ONLY five sleeps to go before Gippsland’s naming day, on Thursday, March 12. 

By this time, all true Gippslanders should know the words and tune of our very own anthem, The Gippsland March.

Sue Webster first came across the march on an old piano roll in East Gippsland in late 2013. Since then she has harboured the dream of seeing it revived, perhaps by a local school.

She discovered it had been recorded by a New York band. An article published in the Bass Coast Post last year elicited further news that the Watsonville band in California had actually played the piece at a 4th of July concert attended by then president Bill Clinton.

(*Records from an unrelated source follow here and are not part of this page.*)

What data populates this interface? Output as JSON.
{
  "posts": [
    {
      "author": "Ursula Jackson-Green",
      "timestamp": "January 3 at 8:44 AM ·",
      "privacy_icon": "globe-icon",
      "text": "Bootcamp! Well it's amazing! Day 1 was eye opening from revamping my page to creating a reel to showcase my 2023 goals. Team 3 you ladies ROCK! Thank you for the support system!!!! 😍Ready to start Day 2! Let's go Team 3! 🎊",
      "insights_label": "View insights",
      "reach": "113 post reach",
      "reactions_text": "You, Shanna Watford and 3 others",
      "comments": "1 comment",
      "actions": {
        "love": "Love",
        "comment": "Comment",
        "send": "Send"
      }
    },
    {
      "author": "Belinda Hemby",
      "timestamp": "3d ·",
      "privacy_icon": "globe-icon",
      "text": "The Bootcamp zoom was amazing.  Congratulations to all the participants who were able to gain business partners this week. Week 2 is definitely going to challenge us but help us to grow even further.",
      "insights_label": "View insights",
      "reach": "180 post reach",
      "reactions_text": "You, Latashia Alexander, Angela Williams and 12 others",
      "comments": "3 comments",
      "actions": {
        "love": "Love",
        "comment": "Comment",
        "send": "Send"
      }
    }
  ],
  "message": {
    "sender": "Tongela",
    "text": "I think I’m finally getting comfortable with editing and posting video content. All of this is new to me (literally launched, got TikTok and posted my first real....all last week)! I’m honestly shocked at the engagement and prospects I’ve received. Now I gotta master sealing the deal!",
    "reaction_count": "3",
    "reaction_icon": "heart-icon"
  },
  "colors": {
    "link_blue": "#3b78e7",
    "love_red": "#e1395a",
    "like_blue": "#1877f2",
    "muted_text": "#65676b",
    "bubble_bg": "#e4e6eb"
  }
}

She has since found out that the composer, Alex Lithgow – who never actually visited Gippsland in spite of his paean of praise to the place – composed a very popular piece called The Invercargill March for the town at the bottom of New Zealand.

“That travelled the world so in other words this was the b-side recording," Ms Webster says.

On a mission to bring the Gippsland March to a wider audience, she is realistic about the difficulties, saying it has been difficult to match the words to the tune.

"It's going to be very hard to perform it in the style to which it was intended," she says. "The words may not be great poetry, but they're ours." 

​The Gippsland March 
Words by Alex Lithgow

Where the mighty mountains
Lift their crags to the sky,
Where the stream goes laughing by-y-y
Where the woodman plies
His axe with true might, his swing
Through the forest echoes ring.

Where the kookaburra laughs
And greets you with glee
There, I long to be.
My heart enthralled
With those sweet days recalled.
In dear old Gippsland
Home of mine!
 
Each memory fills
My soul with sweet pain,
And calls to me
Seems to beckon again.

For upon this wide, wide earth
There is no other spot can take the pride
I hold for my land of birth.
Always haunting, calling me.
Oh, how I love that dear old Gippsland, home of mine.